Protestkultur

drObs Oktober 2021

drObs Oktober 2021
Mit dem Herbst hat auch der Oktober begonnen – und der bringt die neue Ausgabe der drObs! Als erste Amtshandlung wird die heute Schülerpraktikantin Emilia für euch vorstellen. Zu kaufen bekommt ihr sie bereits seit letzter Woche an den gewohnten Standorten unserer Verkäufer*innen.

Während am letzten Freitag in Dresden aufgrund des „Tages der friedlichen Revolution“ an die Montagsdemos 1989 erinnert wurde, widmen wir uns in unserer neuen Ausgabe dem Titelthema „Protestkultur“. Protestiert wurde in den letzten Jahren in Dresden viel. Dabei reicht die Unzufriedenheit in alle politischen Lager. Ob PEGIDA und Anti-Pegida, Querdenken oder Fridaysforfuture – sie alle wollen unter völlig verschiedenen Vorzeichen etwas verändern. In unserem Titelthema widmen wir uns der „Freien Arbeiter*innen Union“ kurz – FAU. Die FAU versteht sich als antikapitalistischen Gegenentwurf zur klassischen Gewerkschaft. Sie kämpft für eine Welt ohne Kapitalismus und Herrschaft, will den Staat abschaffen und ist deshalb vom Verfassungsschutz als linksextremistisch eingestuft. Eigentum soll der Gemeinschaft gehören – deshalb besetzen FAU-Mitglieder zum Beispiel auch leer stehende Häuser. Gleichzeitig widmet sie sich Awareness-Themen. Als Sprachrohr für die schwächsten in der Gesellschaft zählen zu ihren Mitgliedern Obdachlose, Erwerbslose, Menschen im Hartz-IV-Bezug, prekär beschäftigte Angestellte oder Opfer von Mobbing und Diskriminierung. Wir haben mit Rosa und Wolf über Demokratie, eine staaten- und klassenlose Gesellschaft, Arbeitskämpfe am Rande der Legalität gesprochen.
Doch nicht nur heute, sondern auch vor 200 Jahren waren die Dresdner*innen schon sehr prostestfreudig. So richtete sich 1839 der Protest gegen einen neu errichteten Friedhof der Anatomie: Anwohner*innen fürchteten aufgrund unhaltbarer hygienischer Zustände „Leichenhaare“ und „Cadaverjauche“ im Nachmittagskaffee und gingen auf die Barrikaden. Ihr lest darüber im historischen Teil unserer Ausgabe.
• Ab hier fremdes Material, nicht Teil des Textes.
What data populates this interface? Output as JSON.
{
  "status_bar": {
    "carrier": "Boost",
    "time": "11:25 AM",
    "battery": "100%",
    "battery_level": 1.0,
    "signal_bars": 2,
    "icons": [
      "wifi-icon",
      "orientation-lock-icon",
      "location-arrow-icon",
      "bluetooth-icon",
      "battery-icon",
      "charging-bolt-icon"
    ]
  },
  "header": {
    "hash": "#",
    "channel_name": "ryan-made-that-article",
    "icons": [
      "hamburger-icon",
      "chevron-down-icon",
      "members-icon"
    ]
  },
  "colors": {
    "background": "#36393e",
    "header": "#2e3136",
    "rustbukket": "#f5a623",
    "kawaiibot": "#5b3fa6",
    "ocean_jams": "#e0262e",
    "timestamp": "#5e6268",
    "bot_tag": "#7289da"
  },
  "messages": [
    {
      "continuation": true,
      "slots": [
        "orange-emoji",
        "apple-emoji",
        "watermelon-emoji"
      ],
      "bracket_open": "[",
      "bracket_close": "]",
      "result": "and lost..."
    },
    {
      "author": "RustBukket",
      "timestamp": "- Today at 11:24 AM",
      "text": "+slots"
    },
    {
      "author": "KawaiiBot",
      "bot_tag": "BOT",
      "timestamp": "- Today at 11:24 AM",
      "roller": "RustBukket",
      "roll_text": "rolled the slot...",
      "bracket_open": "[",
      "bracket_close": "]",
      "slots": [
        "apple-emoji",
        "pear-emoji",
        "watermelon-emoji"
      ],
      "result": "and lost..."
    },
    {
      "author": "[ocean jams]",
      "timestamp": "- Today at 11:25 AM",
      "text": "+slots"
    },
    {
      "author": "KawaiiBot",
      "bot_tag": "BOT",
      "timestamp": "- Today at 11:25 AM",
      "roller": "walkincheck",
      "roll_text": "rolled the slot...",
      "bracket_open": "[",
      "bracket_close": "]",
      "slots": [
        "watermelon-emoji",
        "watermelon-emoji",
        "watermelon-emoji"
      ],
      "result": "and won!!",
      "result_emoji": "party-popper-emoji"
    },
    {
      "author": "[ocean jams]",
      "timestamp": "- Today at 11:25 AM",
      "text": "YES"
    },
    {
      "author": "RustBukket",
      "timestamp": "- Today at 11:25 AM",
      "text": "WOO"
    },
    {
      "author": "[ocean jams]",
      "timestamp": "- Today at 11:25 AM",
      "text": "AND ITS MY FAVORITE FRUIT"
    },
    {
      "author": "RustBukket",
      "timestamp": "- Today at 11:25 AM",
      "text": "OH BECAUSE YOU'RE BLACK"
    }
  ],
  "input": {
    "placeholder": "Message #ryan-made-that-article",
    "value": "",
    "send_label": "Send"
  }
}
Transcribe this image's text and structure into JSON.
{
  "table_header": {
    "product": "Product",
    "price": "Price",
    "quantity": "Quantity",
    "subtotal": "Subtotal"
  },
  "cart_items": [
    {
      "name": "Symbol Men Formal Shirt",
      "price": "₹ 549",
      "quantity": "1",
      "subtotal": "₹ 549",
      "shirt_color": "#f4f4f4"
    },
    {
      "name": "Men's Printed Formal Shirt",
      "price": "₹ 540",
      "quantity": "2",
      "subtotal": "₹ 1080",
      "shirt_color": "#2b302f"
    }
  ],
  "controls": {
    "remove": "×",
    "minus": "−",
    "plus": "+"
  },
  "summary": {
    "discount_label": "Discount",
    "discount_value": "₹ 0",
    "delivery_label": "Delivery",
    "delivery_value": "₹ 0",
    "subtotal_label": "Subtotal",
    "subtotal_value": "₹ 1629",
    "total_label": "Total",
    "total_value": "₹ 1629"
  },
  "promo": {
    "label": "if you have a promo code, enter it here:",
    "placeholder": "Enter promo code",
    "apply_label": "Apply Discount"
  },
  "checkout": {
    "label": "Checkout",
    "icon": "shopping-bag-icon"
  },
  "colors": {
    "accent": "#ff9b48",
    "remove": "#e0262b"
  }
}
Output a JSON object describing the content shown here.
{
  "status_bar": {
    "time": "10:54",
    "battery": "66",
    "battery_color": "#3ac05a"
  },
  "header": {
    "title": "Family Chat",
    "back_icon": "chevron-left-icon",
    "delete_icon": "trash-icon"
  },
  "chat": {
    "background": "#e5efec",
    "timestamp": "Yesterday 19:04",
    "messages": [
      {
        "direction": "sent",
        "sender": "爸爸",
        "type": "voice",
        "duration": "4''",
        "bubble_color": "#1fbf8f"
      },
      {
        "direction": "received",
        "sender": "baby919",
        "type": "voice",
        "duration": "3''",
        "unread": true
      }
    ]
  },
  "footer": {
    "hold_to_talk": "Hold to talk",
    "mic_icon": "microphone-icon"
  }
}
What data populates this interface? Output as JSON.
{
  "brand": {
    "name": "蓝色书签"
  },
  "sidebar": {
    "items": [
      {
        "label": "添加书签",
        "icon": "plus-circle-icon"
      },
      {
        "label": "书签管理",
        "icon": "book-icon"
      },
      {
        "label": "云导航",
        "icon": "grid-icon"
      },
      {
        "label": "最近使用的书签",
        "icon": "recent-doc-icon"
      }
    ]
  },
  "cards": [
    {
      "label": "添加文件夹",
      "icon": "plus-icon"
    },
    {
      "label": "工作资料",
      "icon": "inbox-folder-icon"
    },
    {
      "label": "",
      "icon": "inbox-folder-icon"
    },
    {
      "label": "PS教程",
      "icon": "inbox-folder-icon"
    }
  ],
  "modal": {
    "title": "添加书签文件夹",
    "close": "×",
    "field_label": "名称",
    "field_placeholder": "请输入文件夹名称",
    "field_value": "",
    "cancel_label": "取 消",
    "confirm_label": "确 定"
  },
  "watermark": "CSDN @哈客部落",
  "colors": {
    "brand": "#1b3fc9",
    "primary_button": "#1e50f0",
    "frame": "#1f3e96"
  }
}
Anlässlich der noch bis 17. Oktober laufenden Interkulturellen Tage geht außerdem um die vietnamesische Community. Vietnames*innen gelten oft als vorbildlich integriert – doch unser Gesprächspartner Le Nho Quyen sieht dieses Bild kritisch. Er will diese Sonderrolle nicht und wendet sich gegen den Versuch, verschiedene Kulturen gegeneinander auszuspielen. Le Nho Qyuen beschreibt die Ausgrenzung, die Vietnames*innen in der DDR, aber auch nach der Wende erfuhren, und er spricht über mangelnde Integration der ersten Einwanderergeneration und „Überintegration“ der in Deutschland aufgewachsenen Jugend.
Ausgrenzung erfahren übrigens auch Frauen in der Rappszene, wobei sich die Dresdner Szene in Sachen Rassismus und Frauenfeindlichkeit kaum von der US-amerikanischen unterscheide, sagen C. C. Estrés und Persé – zwei junge Dresdner Rapper*innen. Das muss sich ändern, sagen beide. C.C. Estrés wird als Rapperin oft belächelt – selbst von Frauen in der Szene. Persé hat diese Frauenfeindlichkeit, aber auch den immer noch üblichen Rassismus in der Rappszene erst spät erkannt. Deshalb möchte er es bei seinen Texten umso mehr anders machen. Nächstes Jahr wollen C. C. und er musikalischen gemeinsame Wege gehen.